Victorine
This compelling literary novel brings Edouard Manet’s favorite model to life. Through first-person narration by petite, auburn-haired Victorine, we witness the relationship between artist and model. He sees the fire in her; she calls him a gentleman admiring his restraint. As he creates his unconventional masterpieces Picnic and Olympia, we are privy to his mindset. A would-be artist, bold feminist, analytical, and eager to learn, she parleys with the master. The passages where Victorine reflects on art and life are most poetic. Unnerved, she agrees to pose nude for Olympia in service to art. She believes “Painting is collaboration. your model depicts something you want to capture.” No mere object, she is fully present, “I do not think of modeling as work per se. I’ve been apprenticing. Art is nearly formed in me.”
The novel is rich in subtle comments on patriarchal society’s conventions and a woman’s place. Poor, she must work to survive, keenly aware of the class divide. In art, she can portray a prostitute but not a lady, so she is replaced by upper-class Berthe Morisot, which infuriates her.

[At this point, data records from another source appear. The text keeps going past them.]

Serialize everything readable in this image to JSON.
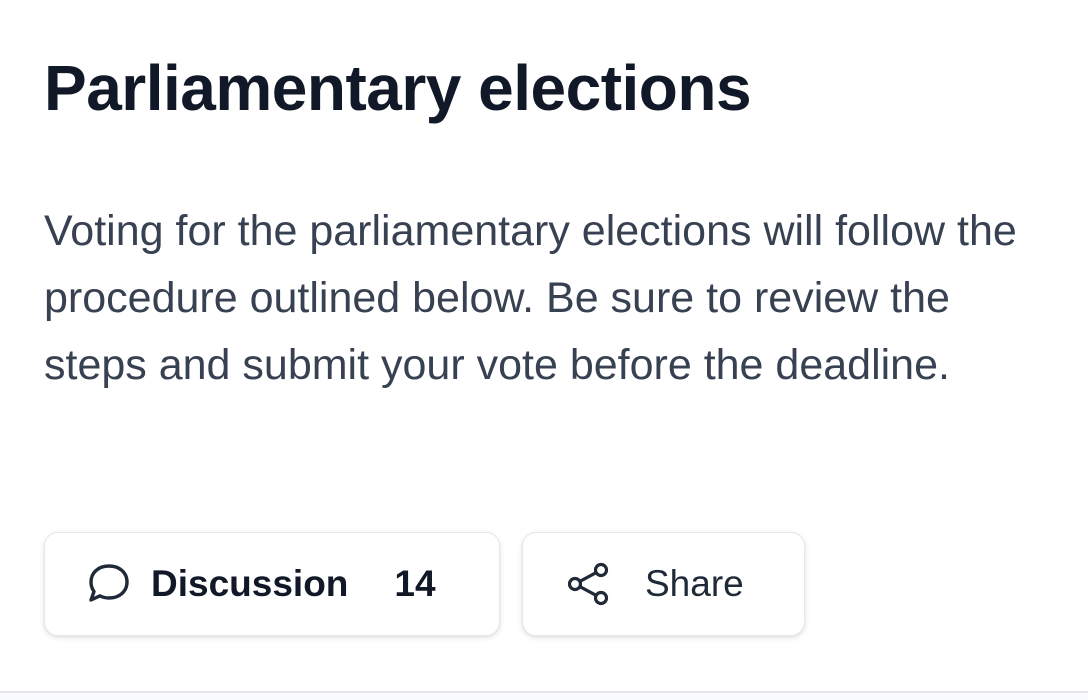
{
  "post": {
    "title": "Parliamentary elections",
    "description": "Voting for the parliamentary elections will follow the procedure outlined below. Be sure to review the steps and submit your vote before the deadline."
  },
  "actions": {
    "discussion": {
      "icon": "speech-bubble-icon",
      "label": "Discussion",
      "count": "14"
    },
    "share": {
      "icon": "share-icon",
      "label": "Share"
    }
  },
  "colors": {
    "title": "#111827",
    "body_text": "#374151",
    "button_border": "#e5e7eb",
    "background": "#ffffff"
  }
}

A complex, daring, fully developed character with fluid sexuality, Victorine is a survivor. Sex underscores the story with openly erotic scenes. Her sensitivity is shown in her tender care of Pug, the orphan she adopts, and her rendering of Jup, her mother’s pampered pet. Manet, the undisputed leader of modern art, declines to exhibit as Monet, Degas, Renoir, and others eschew the Salon. Our persistent heroine studies at the Académie Julian. Though accepted by the 1876 Salon, it is Manet’s approval she craves. Her self-portrait captures her essence: proud, soft, tough, enduring. Drudge fulfills her goal to return Victorine Meurent to the world as an artist. Aficionados of art history will relish this novel.